Günter Burkhardt: Er hat bei der deutschen Botschaft um Schutz nachgesucht, also um Aufnahme in der Bundesrepublik. Das ist kein Asylantrag. Den kann nur stellen, wer deutschen Boden betreten hat. Ich persönlich würde es mir generell wünschen, dass Menschen, die verfolgt sind, die Möglichkeit hätten, die geschlossenen Grenzen Europas zu überwinden. Tausende Syrer und andere Flüchtlinge stehen vor dem Problem, dass die Grenzen hermetisch geschlossen sind und man eben nicht in einer Botschaft einen Asylantrag stellen kann. Im Falle Edward Snowdens könnte die Bundesregierung ihm jedoch eine Aufenthaltserlaubnis zur Wahrung politischer Interessen der Bundesrepublik erteilen. Wenn sie das Interesse hätte, den Abhörskandal aufzuklären und Herrn Snowden dazu in Deutschland zu vernehmen, wäre das nach dem Aufenthaltsgesetz möglich.

LN: Aber das ist eine politische Entscheidung.

Burkhardt: Ja. Sie liegt im Ermessen des Bundesinnenministeriums, aber das hat es ja abgelehnt, Herrn Snowden aufzunehmen.

LN: Im Grundsatz ist er also ein ganz normaler Flüchtling?

Burkhardt: Ob er im Sinne des Flüchtlingsrechts verfolgt ist, wäre in einem rechtsstaatlichen Verfahren zu prüfen. Pro Asyl ist gegen Schnellverfahren. Man muss die Fluchtgründe prüfen.
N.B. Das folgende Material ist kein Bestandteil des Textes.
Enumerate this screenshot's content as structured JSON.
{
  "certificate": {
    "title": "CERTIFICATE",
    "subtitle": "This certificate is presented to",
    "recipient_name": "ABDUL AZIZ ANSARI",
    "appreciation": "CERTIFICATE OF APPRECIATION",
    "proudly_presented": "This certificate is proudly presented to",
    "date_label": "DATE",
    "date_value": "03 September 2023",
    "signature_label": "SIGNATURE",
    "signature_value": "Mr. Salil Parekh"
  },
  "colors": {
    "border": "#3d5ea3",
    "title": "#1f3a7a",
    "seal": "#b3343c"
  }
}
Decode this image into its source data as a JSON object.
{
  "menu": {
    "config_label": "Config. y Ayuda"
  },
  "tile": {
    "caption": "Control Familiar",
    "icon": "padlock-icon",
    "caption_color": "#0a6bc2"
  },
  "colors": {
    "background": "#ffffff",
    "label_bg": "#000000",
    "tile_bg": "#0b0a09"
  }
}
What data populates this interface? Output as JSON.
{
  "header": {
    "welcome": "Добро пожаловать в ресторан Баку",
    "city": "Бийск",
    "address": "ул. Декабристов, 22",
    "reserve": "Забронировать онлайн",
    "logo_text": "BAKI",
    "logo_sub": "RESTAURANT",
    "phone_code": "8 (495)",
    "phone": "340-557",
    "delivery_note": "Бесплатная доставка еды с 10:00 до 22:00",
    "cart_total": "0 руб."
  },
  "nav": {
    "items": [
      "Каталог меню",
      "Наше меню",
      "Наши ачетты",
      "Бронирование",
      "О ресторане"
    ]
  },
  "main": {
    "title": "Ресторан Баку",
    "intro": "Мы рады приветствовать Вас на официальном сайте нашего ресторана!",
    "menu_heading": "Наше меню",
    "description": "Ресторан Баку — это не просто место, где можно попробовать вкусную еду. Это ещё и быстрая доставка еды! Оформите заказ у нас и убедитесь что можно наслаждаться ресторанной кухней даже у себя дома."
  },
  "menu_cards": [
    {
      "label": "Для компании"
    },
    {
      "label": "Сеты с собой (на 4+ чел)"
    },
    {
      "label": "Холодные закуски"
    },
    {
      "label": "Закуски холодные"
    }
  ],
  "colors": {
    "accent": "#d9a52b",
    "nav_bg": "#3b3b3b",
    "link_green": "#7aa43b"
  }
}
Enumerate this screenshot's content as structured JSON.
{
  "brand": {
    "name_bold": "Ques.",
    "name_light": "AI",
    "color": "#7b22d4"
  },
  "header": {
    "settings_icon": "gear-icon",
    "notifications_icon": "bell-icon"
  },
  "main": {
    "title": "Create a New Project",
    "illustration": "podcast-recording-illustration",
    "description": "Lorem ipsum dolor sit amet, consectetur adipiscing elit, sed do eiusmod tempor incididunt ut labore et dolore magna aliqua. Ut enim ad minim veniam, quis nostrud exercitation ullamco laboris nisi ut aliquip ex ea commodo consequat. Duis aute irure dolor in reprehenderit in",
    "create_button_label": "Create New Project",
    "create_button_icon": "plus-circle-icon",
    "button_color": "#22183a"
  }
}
Von daher würden wir ein Schutzgesuch vor einer sorgfältigen Prüfung weder befürworten noch ablehnen.

LN: Hat Deutschland sich in ähnlichen Situationen ähnlich verhalten?

Burkhardt: Eine vergleichbare Situation wie diese gab es meines Wissens nicht. Es erinnert mich aber an die Lage der afghanischen Dolmetscher der Bundeswehr, die in Afghanistan sitzen gelassen werden und wo wir mühsam in Einzelfällen darauf drängen, dass sie nach Abzug der Bundeswehr oder wenn die Menschen jetzt schon sehen, dass sie gefährdet sind, in Deutschland aufgenommen werden. Das ist ein zäher Kampf um die einzelnen Schicksale, aber die Bundesregierung hat sich bisher geweigert, hier eine generelle Linie zu formulieren — im Unterschied zu anderen Staaten, die Aufnahmeprogramme vorsehen.

LN: Könnte Edward Snowden also zu einem Dauergast im Transitbereich des Moskauer Flughafens werden?

Burkhardt: Die Situation ist unabsehbar. Es gibt den sogenannten Flüchtling im Orbit, für den kein Staat zuständig ist. Das ist meist bei passlosen Menschen der Fall. Herr Snowden hat nach Presseberichten keinen gültigen Pass, es könnte also durchaus eine realistische Möglichkeit sein.